Falta seriedade no debate político. A população esperava mais. Mas, o que se vê, dá vergonha
As Eleições 2022 no Distrito Federal vem sendo marcada como a mais vazia de conteúdo a ser apresentado a população brasiliense. Os candidatos de oposição ao governador Ibaneis Rocha (MDB) resumem suas falas a velhos clichês, ataques, ódio e discursos vazios.
Sem proposta para apresentar ao eleitor, candidatos de esquerda e de extrema esquerda partem para o ataque, na tentativa de descontruir a imagem do atual governador.
A questão é que enquanto Ibaneis apresenta obras e realizações de seu governo, a oposição se resume a um discurso de quinta série, tipo “feio, bobo e chato”.
Falta seriedade no debate político. A população esperava mais. Mas, o que se vê, dá vergonha.
As soluções para o Distrito Federal nos próximos anos não fazem parte do debate da oposição.
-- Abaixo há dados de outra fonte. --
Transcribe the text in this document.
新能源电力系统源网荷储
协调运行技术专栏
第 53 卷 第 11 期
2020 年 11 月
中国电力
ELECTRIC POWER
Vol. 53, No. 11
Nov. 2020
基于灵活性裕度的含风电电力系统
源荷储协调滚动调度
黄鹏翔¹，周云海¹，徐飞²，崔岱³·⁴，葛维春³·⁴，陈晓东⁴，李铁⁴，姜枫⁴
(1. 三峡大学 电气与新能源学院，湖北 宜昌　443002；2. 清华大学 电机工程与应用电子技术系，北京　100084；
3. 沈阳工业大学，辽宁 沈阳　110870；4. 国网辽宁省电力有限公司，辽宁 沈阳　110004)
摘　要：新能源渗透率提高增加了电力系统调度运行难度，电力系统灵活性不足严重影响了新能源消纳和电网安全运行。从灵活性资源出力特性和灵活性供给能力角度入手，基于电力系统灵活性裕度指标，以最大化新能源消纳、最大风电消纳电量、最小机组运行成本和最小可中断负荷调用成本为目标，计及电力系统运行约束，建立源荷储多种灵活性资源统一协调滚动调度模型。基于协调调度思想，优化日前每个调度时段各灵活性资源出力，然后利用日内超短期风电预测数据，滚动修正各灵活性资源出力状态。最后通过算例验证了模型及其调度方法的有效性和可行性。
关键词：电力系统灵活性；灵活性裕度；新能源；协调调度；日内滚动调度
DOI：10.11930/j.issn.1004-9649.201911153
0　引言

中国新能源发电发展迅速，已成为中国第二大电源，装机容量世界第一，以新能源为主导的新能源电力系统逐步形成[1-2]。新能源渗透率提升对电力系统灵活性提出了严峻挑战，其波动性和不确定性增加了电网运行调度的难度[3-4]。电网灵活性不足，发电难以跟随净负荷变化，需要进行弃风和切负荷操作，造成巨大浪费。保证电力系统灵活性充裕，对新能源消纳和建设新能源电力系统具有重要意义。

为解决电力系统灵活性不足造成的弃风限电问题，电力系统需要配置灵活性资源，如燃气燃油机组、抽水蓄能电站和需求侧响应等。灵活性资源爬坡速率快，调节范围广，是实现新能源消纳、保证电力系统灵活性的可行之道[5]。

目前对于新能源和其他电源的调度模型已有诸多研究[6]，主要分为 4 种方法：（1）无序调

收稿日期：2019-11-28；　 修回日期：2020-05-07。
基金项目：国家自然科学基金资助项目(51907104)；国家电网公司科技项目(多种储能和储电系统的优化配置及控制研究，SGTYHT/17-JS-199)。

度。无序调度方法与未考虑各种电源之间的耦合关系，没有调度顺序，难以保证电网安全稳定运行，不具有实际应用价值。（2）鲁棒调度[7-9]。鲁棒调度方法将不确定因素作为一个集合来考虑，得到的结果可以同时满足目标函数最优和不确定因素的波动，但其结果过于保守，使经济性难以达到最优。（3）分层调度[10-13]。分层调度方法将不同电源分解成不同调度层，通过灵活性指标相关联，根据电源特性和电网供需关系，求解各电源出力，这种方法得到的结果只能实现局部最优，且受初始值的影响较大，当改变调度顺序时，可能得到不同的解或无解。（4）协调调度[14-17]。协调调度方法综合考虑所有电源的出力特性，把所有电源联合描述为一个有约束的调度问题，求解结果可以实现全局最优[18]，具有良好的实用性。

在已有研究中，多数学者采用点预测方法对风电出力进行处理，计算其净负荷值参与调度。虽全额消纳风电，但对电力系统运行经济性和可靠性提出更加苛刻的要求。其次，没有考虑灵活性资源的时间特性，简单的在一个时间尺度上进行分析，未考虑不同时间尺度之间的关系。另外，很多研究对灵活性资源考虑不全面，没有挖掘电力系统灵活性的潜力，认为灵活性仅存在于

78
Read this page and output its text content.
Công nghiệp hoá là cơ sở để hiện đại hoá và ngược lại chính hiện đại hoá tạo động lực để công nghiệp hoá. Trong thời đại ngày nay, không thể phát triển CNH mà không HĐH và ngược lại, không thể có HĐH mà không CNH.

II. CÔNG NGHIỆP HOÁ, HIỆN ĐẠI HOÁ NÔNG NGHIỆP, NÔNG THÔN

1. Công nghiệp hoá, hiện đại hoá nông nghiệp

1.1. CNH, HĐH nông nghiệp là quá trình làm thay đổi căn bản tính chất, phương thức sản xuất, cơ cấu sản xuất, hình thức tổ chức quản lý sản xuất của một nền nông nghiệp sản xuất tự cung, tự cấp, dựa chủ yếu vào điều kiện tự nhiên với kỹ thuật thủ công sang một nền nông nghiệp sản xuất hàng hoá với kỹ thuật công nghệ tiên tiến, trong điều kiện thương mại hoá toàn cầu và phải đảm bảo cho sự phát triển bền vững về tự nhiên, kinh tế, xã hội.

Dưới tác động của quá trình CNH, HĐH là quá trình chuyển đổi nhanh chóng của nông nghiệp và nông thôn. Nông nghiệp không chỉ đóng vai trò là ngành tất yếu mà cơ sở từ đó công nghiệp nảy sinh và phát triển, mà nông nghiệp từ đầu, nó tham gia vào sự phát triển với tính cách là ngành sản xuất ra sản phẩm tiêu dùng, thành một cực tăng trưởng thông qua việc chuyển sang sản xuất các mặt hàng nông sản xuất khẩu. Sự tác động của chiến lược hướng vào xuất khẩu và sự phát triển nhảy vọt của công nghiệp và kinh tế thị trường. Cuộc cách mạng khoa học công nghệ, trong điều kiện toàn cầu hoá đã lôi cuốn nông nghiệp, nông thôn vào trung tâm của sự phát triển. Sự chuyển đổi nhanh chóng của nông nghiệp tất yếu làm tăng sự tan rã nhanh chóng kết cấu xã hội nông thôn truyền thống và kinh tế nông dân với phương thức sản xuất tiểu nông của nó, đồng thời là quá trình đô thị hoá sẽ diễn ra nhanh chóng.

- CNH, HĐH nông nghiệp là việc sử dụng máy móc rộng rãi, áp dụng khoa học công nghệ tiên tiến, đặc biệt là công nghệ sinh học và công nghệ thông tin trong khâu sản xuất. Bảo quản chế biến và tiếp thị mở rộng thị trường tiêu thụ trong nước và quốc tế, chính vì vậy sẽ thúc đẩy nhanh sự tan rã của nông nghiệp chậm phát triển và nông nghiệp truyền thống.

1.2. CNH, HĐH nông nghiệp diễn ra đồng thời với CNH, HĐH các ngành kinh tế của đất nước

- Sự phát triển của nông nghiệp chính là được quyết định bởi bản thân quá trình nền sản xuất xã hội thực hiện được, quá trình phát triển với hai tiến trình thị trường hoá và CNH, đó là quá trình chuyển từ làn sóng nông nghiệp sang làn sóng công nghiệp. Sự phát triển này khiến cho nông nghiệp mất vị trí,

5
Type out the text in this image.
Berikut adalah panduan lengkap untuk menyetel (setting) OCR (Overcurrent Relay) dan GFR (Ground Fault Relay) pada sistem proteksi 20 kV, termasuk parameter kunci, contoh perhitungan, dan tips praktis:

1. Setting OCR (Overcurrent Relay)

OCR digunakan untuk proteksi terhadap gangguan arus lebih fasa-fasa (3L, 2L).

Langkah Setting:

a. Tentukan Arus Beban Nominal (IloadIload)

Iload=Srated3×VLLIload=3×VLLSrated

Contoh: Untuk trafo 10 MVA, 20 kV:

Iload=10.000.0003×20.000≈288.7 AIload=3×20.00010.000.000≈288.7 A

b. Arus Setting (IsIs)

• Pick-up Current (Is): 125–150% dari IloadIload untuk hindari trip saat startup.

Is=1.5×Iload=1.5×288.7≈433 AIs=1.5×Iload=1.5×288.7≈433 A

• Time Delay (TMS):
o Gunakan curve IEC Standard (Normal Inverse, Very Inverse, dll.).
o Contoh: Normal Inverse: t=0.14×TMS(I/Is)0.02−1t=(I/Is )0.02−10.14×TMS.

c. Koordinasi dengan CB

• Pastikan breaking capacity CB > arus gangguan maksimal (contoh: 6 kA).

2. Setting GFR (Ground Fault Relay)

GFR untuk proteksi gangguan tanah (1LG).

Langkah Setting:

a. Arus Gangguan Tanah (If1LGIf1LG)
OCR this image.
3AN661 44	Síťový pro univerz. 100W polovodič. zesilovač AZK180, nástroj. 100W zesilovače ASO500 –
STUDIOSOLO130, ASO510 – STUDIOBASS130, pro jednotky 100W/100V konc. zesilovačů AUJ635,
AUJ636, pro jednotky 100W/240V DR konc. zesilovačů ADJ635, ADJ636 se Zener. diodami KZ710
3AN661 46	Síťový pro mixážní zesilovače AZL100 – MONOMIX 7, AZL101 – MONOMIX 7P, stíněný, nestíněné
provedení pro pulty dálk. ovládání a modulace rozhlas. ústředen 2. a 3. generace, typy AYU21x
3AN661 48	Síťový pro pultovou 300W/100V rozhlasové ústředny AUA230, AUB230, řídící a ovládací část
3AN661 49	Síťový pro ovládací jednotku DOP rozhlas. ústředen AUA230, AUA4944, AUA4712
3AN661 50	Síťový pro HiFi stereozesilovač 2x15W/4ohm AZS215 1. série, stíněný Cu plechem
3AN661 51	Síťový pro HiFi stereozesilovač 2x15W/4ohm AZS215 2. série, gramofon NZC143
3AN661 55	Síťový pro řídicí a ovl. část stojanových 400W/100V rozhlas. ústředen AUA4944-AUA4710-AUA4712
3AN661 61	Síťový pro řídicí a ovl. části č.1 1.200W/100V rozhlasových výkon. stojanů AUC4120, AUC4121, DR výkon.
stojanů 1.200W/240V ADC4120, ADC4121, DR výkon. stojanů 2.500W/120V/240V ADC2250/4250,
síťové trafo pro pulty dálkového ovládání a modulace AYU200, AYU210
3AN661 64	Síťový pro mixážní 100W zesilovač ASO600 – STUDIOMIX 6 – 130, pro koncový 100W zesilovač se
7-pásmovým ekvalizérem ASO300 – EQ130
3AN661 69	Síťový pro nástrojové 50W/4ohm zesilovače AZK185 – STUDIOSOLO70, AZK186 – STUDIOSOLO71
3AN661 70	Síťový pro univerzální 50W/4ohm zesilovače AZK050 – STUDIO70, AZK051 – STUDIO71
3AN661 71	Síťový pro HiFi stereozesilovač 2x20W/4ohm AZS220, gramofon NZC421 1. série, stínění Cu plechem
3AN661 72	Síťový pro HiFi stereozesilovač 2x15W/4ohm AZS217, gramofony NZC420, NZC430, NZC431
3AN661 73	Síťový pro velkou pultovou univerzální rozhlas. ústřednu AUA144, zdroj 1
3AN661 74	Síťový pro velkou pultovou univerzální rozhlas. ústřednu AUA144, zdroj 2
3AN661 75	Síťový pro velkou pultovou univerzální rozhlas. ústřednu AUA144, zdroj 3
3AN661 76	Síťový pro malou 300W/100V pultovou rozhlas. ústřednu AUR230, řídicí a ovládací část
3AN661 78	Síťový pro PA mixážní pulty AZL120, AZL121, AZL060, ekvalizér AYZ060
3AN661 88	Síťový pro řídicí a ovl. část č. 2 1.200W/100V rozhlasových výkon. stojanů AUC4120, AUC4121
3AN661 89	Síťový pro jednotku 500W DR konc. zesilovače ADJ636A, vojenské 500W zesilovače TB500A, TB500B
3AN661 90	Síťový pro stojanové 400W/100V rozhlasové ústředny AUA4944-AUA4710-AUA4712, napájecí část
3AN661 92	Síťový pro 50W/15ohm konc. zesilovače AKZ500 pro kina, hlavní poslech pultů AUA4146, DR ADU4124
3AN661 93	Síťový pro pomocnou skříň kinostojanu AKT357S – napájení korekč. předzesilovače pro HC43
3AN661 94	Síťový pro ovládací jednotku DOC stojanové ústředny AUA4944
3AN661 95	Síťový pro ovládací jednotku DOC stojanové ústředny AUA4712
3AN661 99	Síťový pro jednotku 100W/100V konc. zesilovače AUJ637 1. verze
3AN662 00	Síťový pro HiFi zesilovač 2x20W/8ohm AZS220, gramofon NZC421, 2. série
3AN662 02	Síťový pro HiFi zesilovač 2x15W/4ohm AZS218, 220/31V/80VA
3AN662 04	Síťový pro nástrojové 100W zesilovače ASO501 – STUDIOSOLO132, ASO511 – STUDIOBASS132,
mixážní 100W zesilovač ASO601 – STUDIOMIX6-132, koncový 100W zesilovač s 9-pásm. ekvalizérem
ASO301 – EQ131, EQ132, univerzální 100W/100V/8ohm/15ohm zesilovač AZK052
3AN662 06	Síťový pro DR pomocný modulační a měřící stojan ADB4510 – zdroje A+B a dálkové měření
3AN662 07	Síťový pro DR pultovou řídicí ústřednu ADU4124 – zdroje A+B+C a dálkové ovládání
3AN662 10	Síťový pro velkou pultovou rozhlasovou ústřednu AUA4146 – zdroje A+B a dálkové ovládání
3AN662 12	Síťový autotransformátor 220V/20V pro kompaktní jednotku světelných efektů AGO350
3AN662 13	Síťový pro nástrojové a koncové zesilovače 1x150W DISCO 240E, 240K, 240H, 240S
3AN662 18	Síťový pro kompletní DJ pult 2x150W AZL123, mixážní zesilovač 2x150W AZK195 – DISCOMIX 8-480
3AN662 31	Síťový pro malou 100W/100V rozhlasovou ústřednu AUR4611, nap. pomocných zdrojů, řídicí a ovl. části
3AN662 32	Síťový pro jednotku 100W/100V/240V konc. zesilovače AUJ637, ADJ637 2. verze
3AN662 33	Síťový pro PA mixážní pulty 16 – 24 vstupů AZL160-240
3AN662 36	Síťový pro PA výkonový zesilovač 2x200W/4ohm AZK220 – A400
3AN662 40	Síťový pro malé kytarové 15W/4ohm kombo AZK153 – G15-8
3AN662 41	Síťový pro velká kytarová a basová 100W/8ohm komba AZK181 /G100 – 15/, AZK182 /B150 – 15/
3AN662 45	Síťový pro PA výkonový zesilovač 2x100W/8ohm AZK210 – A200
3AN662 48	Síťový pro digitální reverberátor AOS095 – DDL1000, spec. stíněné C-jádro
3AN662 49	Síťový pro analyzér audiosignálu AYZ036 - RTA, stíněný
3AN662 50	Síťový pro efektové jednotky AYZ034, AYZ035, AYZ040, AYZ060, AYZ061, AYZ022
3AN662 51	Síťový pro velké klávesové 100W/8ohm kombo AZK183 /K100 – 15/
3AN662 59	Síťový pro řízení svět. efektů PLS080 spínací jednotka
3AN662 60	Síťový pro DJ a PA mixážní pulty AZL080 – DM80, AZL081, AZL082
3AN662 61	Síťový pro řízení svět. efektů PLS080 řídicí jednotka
Alguns, como os candidatos do PT, Leandro Grass (PV) e Keka Bagno (PSOL) estão mais preocupados em pedir votos para o ex-presidente Lula, do que para si mesmos.
O deputado distrital Grass chega ao ponto de vir as redes sociais se orgulhar de ter sido o primeiro a entrar com pedido de impeachment do presidente Jair Bolsonaro (PL). Mas será que é isso que interessa ao eleitor.
Não seria melhor ir ao que realmente interessa: o futuro do DF. O mentor do candidato parou no tempo. A velha esquerda raivosa não tem mais lugar na política. Mas Grass é convencido que assim conseguirá algum voto. Ledo engano.
Paulo Octávio (PSD) faz uma campanha para eleger o filho, André, a deputado federal. E também conseguir manter sua aproximação com o Palácio do Buriti. E pode desistir no meio do caminho.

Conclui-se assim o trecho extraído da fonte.